As it turns out, mergers are also on the mind of two of the key government bodies that police them: the Securities and Exchange Commission (SEC) and the federal judiciary. The message those bodies are sending, however, is decidedly more mixed.
Let’s begin with the SEC. Late last week, the agency settled an enforcement action it brought against Walgreens in an effort to ensure that disclosures in connection with mergers “are accurate and not misleading.” According to SEC enforcers, Walgreens failed to meet that standard in its merger with Alliance Boots. When Walgreens first announced the two-step merger in 2012, it projected combined operating income of $9 billion for 2016, but soon realized that number wasn’t realistic. Nonetheless, former CEO Gregory Wasson and CFO Wade Miquelon continued to stand behind the faulty projection in earnings calls throughout 2013-14.
The alleged misrepresentations finally caught up with Walgreens last week, when it settled the resulting SEC charges for $34.5 million. Wasson and Miquelon also faced personal penalties. The case was “intended to punish and deter” statements that give investors inaccurate information about mergers, said Stephanie Avakian, the co-director of the SEC’s enforcement division. And indeed, the penalties may cause companies and executives to think about the representations they make about mergers. On the other hand, Wasson and Miquelon made $16.73 million and $5.02 million in 2014, respectively, while the SEC penalized them $160,000 each. That’s not a big deterrent.
Meanwhile, some courts are raising the bar for lawsuits aimed at increasing disclosures around M&A transactions. Until a couple of years ago, companies in the middle of M&A deals would routinely face class action lawsuits in Delaware, where the plaintiff class would complain that the company had made insufficient disclosures about the transaction. Often, by agreeing to some minor additional disclosures – and paying attorneys’ fees – the defendant company could escape the suit and move on. But it felt like paying a ransom.
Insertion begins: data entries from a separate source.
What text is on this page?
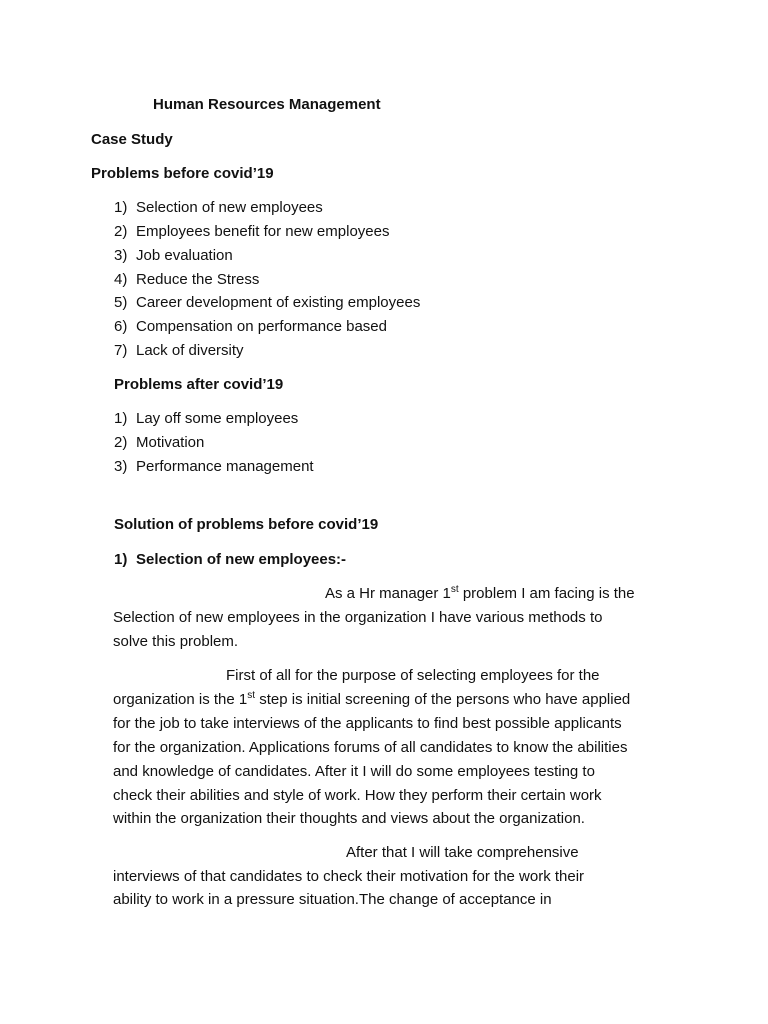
Human Resources Management
Case Study
Problems before covid’19
1) Selection of new employees
2) Employees benefit for new employees
3) Job evaluation
4) Reduce the Stress
5) Career development of existing employees
6) Compensation on performance based
7) Lack of diversity
Problems after covid’19
1) Lay off some employees
2) Motivation
3) Performance management
Solution of problems before covid’19
1) Selection of new employees:-
As a Hr manager 1st problem I am facing is the
Selection of new employees in the organization I have various methods to
solve this problem.
First of all for the purpose of selecting employees for the
organization is the 1st step is initial screening of the persons who have applied
for the job to take interviews of the applicants to find best possible applicants
for the organization. Applications forums of all candidates to know the abilities
and knowledge of candidates. After it I will do some employees testing to
check their abilities and style of work. How they perform their certain work
within the organization their thoughts and views about the organization.
After that I will take comprehensive
interviews of that candidates to check their motivation for the work their
ability to work in a pressure situation.The change of acceptance in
Now, Delaware courts are refusing to approve attorneys’ fees where the plaintiffs win only minor disclosures. Plaintiffs began filing cases in federal court, and now the federal judiciary is clamping down too. A 2016 decision involving the Walgreens-Alliance Boots merger adopted Delaware’s stringent standard in the nation’s Seventh Circuit, which covers Illinois and other states. And last month, a federal judge in Manhattan reluctantly approved a settlement in a case over disclosures in the $2.8 billion acquisition of Time Inc. by Meredith Corporation. The larger message to come out of the case, however, was its concern about “the dangers inherent” in class action lawsuits “challenging the adequacy of disclosures for an M&A transaction.”
Corporations that are taking part in the current M&A frenzy may find cause to celebrate (or at least exhale) in these decisions, as it appears the federal judiciary is increasingly hostile to so-called “deal litigation.” Meanwhile, the SEC’s public comments, if not its penalties, suggest that the securities watchdog will be tracking companies’ statements about their deals closely.